Fresh start: Wilkinson Eyre’s Guangzhou tower

Guangzhou’s other British architect-designed building is barely a block away from the opera house but couldn’t be more different. The opera house is a low-rise, freeform structure whereas the tower is elegant simplicity. Architecturally it is very clean, triangular in plan, with rounded-off corners. The building is all glass with a diagrid structure visible through the cladding that tapers towards the top.

Called the Guangzhou international finance centre (GIFC), it is 432m high and the second tallest building in China. To get this in perspective, Europe’s tallest building will be the Shard of glass at London Bridge, a tiddler by comparison at 310m tall once completed. The tower consists of 69 storeys of offices and a 33-storey Four Seasons hotel at the top of the building. This features an atrium at its centre which helps get natural light down into the hotel.

Fresh look

Architect Wilkinson Eyre’s tower is the tallest to be built by a British architect, yet is the first high-rise realised by the practice, which won the job in a competition in 2004. Director Dominic Bettison says the practice had designed other tall buildings for London so the firm had some high-rise experience, even if these buildings never made it to site. Besides, Bettison adds, you have to start somewhere. “Had Foster done a tall building before he did the Hong Kong and Shanghai bank? Had he done an airport before Stansted?” he asks. “Quite often our most interesting buildings are the ones we have done for the first time, which means you bring a fresh look to it.”

According to Bettison the firm did bring a fresh look to tall tower design with GIFC. “Our building is a reaction to the current crop of post-millennium towers which are quite fiddly and highly complex in appearance,” he explains. “We wanted to create a very elegant, sophisticated shape that was more to do with the geometry and creating a lean architecture. We have put the complexities into the structure and created this slippery, simple shape.”

Bettison adds that having a good engineer on board is essential when tackling a building like this for the first time. That engineer is Arup and the two firms decided a diagrid structure was particularly efficient and, being visible through the glass cladding, was also an important architectural element.

“The geometry of the diagrid had to tick the aesthetic and engineering boxes,” explains Vincent Lam, the associate director of engineer Arup, who heads its Guangzhou office. “It couldn’t be too acutely angled as it wouldn’t work structurally and if the diagrid was angled too vertically, it would obstruct the views out of the building.”

Vibration control

The enormous steel tubes making up the diagrid are filled with concrete.
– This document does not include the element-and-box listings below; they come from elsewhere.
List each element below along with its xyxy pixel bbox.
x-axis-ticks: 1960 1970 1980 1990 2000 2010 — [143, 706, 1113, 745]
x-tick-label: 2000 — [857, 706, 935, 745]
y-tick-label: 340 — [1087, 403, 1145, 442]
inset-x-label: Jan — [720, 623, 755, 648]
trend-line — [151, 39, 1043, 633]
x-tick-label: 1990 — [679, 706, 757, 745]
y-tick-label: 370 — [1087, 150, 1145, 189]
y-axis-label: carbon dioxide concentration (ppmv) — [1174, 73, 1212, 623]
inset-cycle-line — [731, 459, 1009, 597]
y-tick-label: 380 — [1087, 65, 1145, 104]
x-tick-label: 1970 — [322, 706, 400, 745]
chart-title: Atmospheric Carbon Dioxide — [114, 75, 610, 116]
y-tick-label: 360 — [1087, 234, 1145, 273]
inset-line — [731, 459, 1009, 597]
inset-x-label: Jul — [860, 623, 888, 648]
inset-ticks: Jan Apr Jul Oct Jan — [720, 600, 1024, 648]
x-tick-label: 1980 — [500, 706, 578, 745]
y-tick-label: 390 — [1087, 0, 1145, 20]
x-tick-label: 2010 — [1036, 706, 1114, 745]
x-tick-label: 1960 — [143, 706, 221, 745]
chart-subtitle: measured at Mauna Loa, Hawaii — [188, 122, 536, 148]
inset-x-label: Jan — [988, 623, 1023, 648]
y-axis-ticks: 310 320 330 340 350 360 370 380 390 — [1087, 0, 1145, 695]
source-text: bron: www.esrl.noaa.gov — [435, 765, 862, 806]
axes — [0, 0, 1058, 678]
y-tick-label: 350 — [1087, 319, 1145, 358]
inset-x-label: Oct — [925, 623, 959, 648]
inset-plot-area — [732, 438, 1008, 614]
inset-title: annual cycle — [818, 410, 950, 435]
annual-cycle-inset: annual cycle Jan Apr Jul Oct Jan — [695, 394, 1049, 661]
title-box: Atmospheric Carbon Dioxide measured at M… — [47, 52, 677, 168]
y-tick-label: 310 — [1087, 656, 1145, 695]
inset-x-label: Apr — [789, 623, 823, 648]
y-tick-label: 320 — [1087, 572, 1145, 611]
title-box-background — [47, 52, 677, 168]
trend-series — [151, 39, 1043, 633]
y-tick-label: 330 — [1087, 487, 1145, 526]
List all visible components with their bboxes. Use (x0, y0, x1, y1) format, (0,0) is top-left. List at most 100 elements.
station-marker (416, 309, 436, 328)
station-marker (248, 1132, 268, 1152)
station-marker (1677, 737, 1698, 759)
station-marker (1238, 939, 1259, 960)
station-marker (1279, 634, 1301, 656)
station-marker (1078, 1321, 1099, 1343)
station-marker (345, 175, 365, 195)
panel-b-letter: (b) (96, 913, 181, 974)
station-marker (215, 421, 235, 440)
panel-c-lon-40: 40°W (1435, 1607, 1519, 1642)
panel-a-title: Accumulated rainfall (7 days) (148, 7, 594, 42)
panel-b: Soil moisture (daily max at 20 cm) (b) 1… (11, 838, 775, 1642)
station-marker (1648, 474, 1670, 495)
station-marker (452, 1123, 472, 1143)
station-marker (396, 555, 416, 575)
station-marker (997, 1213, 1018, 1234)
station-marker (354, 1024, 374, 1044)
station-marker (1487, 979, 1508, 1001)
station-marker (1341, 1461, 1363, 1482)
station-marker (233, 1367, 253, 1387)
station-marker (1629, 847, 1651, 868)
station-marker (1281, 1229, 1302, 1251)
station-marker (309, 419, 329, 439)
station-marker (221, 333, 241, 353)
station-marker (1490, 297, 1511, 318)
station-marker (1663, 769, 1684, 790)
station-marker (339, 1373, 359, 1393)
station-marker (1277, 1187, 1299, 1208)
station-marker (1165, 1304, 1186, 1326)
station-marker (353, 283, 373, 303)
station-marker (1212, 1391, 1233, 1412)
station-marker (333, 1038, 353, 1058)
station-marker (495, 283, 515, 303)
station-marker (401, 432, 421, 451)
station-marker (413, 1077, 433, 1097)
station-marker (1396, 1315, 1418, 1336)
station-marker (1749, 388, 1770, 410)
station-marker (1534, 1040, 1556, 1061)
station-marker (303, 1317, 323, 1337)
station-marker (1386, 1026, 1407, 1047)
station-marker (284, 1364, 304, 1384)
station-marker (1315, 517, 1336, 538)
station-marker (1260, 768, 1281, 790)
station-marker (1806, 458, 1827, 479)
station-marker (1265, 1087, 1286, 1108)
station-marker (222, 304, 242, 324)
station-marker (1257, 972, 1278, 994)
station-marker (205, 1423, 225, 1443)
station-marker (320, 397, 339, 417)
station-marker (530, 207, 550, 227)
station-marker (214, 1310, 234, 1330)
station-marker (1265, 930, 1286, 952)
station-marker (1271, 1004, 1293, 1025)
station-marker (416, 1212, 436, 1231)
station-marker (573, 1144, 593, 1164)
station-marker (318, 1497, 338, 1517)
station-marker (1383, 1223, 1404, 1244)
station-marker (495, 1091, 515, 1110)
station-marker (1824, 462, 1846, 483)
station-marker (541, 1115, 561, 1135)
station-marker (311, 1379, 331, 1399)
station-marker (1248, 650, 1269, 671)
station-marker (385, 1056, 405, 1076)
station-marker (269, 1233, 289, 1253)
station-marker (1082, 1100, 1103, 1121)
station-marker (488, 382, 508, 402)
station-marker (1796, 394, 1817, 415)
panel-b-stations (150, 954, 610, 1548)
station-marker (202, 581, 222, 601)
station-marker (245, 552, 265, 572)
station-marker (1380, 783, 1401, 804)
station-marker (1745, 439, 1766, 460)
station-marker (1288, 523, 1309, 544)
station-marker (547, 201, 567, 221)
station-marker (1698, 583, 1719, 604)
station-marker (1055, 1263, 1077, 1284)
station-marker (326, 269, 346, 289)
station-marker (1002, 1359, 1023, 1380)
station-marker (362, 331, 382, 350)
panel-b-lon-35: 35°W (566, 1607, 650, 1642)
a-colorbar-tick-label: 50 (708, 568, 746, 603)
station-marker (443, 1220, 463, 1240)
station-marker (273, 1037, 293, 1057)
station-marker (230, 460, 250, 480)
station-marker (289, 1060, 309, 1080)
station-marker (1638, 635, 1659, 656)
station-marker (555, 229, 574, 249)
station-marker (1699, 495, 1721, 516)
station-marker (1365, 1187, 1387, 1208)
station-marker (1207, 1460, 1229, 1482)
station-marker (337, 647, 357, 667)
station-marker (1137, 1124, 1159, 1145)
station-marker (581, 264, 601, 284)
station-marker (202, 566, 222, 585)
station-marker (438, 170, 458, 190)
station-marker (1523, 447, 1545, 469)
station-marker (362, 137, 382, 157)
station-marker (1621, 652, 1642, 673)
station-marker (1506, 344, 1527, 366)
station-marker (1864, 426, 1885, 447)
This makes the building structure stiffer, making it more resistant to typhoons and earthquakes.

Because the hotel is at the top of the building, vibration was an issue because people are more sensitive to building movement when lying down. The structural stiffness of this building means vibration is well controlled so no additional damping was needed at the top.

Internally the building is straight forward apart from the area where the office becomes a hotel. A complex transfer structure was needed between floors 67 to 73 because the main building features a central core, but this is replaced by the atrium at hotel level. Instead three small cores at the atrium edge provide structural stability and somewhere to put the lifts. The transfer structure allows the loads from the three small cores to be transferred to the main core where it becomes offices.

The client, Guangzhou City Construction & Development Group, wanted to manage the construction process. “This building is very important to us,” says Huang Wei Gang, director of GCCDG. “We wanted to manage the construction process to make sure the specification was right, reduce our risk as you can’t transfer all the risk to the contractor in China, and ensure it was delivered on time and on budget.”

The compressed construction programme meant it was crucial nothing went wrong. Construction started at very end of 2005 and is due to complete this October. “Once the contractor was appointed, we made sure they followed our construction plan, not another one which would be more risky for us,” says Huang.

The first job was to excavate a 20m-deep hole for the building basements. The last 6m was solid rock and had to be blasted out, which was completed by mid-2006. Ten metre-deep piles were sunk and the basements constructed so that work was ready to begin on the superstructure by June 2007. Two steel fabricators were selected to make the huge diagrid structure as the scale of the project meant one company could not handle the job alone.

Every section of the diagrid was tested in the factory for accuracy before being brought to site and craned into position.

All this careful planning and checking paid off as 432m of superstructure went up in just 18 months. This was achieved using 24-hour working but the repetitive nature of the structure also meant the construction team got building this down to a fine art. As it neared the top of the structure, two floors a day were going up.

Now that the structure is up and the cladding almost finished, the rest of the job should be relatively straight forward, with the building completed in plenty of time for the 2010 Asian Olympics.